Tuesday, December 06, 2005

Dawkins' God

Well, I finished it and I would recommend it to anyone. Dawkins' God: Genes, Memes and the Meaning of Life, by Alistair McGrath, ISBN 1-4051-2538-1.

What's immediately refreshing is that McGrath is also less than favourable towards a couple of unconvincing Christian arguments in favour of God -- the "mad, bad or God" argument (sadly, a staple of the otherwise pretty good Alpha Course), and Paley's Watch, which apparently had already come under heavy criticism from theologians like John Henry Newman before Darwin.

That's because, quite simply, McGrath is a scientist as well as a theologican, and has much more regard for logic than, apparently, Mr D himself.
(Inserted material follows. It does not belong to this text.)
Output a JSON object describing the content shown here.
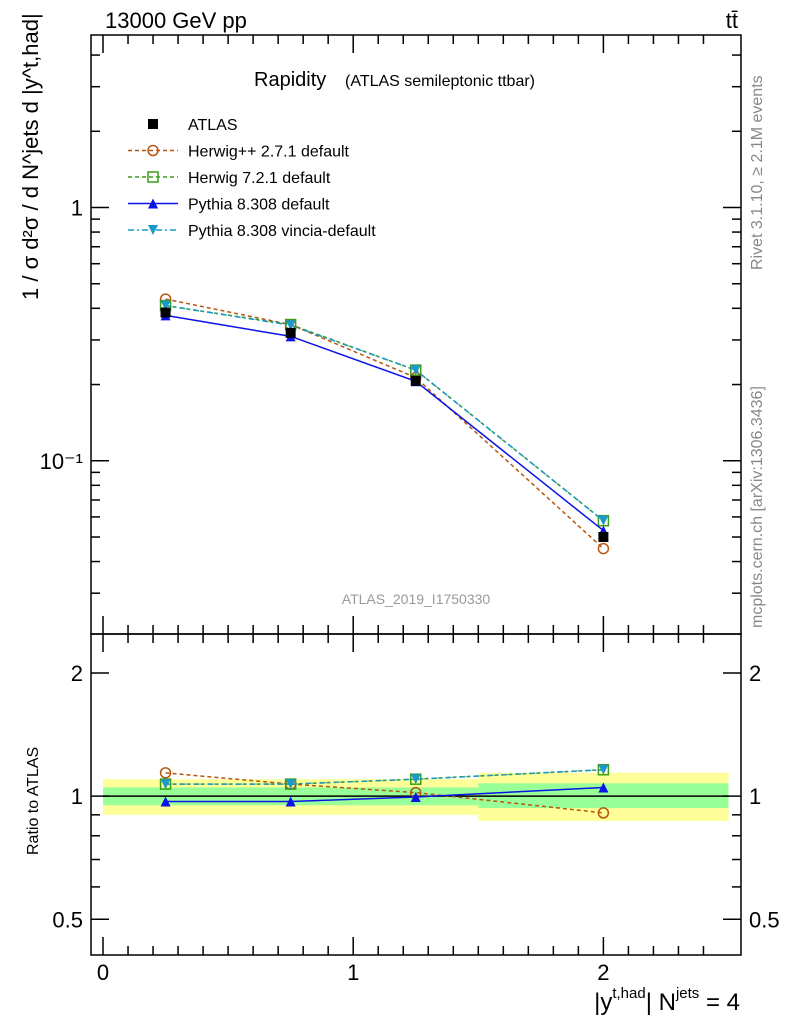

Time and time again he takes Dawkins' arguments and shows in simple terms how they just do not add up. Let no one doubt Dawkins' excellence at describing evolution, but please, let no one take seriously his own blind leaps of faith, from that to "therefore religion is all rubbish."

There is no doubt that Darwin, evolution et al is completely incompatible with the waffle of the creationist brigade -- but then McGrath, unlike Dawkins but like most Christians I know, is entirely aware of the faults in their own stance as well. McGrath knows Christians. He gets Christians. And he shows just how wrong, pure and simple, wrong is Dawkins' view of us.

Read the book -- he says it all so much better than I could. But I will just mention his excellent treatment of the argument that goes roughly: religion has caused untold harm, therefore it is bad, while science is pure and rational and enlightened and therefore good. Both have caused good, both have caused bad. If Dawkins was right then the officially atheist Soviet Union really should have been the Earthly paradise that its propaganda claimed -- yet it gave the world the gulag and, because bad science (Lysenko) was more ideologically acceptable than good science, millions starved in a famine that could easily have been avoided. Yet Dawkins doesn't cite this as a good reason to abandon all science -- because, of course, it isn't, any more than the Inquisition is a good reason to give up on faith.

It would no doubt surprise Dawkins, in the unlikely event of his ever hearing of me and/or caring what I thought, to learn that if I want to find out more about the world in which we live, I will choose science every time. And if the findings of that science seem to say that my understanding of some matter of religion is wrong, then I will (I hope, happily) change my understanding of religion. Human understanding, in science and everything else, is all over the place, but the facts remain true.